Friday, June 27, 2008

Thesis Time #2













I am sitting in Carson's Lounge, a relatively new cafe in Yarraville, and conveniently 5-minutes walk from my house. I've just re-read the first chapter of Rose Rosengard Subotnik's book Developing Variations, discussing different ways musicologists approach ideology. I read it for the first time yesterday afternoon, under the neon lights of the VCA library, and found my eyes glossing over and my brain complaining of the effort required to understand and take it in.

Part of what I am going to discuss in my thesis is the debate that took place among academics of early music in the 1980s and 1990s about the ideal of "authenticity" - the attempt to perform renaissance and baroque music in a "historically correct" fashion, honouring the supposed intentions of the composer.

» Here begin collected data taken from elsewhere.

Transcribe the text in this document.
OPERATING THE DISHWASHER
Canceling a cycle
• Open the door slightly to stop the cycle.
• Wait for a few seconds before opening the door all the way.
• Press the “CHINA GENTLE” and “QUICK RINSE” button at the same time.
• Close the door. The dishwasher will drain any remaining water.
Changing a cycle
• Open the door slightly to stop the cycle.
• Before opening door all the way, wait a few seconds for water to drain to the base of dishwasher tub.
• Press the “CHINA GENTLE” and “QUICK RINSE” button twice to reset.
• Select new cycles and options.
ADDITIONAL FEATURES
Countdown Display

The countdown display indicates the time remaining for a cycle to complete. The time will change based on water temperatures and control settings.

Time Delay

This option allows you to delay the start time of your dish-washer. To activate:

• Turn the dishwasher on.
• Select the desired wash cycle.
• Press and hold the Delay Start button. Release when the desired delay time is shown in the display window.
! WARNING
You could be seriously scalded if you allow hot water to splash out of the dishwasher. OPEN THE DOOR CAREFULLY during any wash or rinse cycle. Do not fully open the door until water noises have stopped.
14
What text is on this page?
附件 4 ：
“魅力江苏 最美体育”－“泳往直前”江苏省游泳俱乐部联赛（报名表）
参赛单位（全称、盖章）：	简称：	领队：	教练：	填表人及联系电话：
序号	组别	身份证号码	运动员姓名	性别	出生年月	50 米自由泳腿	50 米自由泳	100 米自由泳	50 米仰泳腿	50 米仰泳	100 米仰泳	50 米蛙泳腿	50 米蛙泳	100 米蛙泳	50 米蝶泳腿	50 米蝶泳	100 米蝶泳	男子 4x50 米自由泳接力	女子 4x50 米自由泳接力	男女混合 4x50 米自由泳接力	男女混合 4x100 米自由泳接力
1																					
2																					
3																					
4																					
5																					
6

It struck me today as I read Subotnik, how similar her description of the "Anglo-American" school of musicological thought (she defines two schools of thought: Continental and Anglo-American) is to the early music movement, especially its manifestation in the 1980s and 1990s. The Anglo-Americans, in Subotnik's definition, are empiricists who view a piece of music as an autonomous artwork. They are concerned with the pursuit of provable truth and try to correct what they perceive as "ideological distortion" by focussing on physical and scientific details, and consciously avoiding anything that could be perceived as ideological or subjective.

The early music movement also held empirical evidence in the highest of esteem (and still does to a large extent). Proof gathered in historical sources of the "correct" way to perform has been the basis of the way we have played early music. Instruments have been painstakingly copied from original drawings, and the search for Bach's own tuning system provided some academic excitement a few years ago.

More and more I am discovering the connections between the manifestation of this empiricism in the early music movement and the wider intellectual and cultural context. At the moment I don't have any startling conclusions to make, but clearly the phenomenon that is the early music movement did not happen in isolation or come from nowhere.

3 comments:

Anonymous said...

Hey Stars,

What a rad post! You're definitely sounding like a budding academic. If this is any indication, you're going to ace your thesis.

Anastasia said...

Thanks Brent! I'm glad you have confidence in me!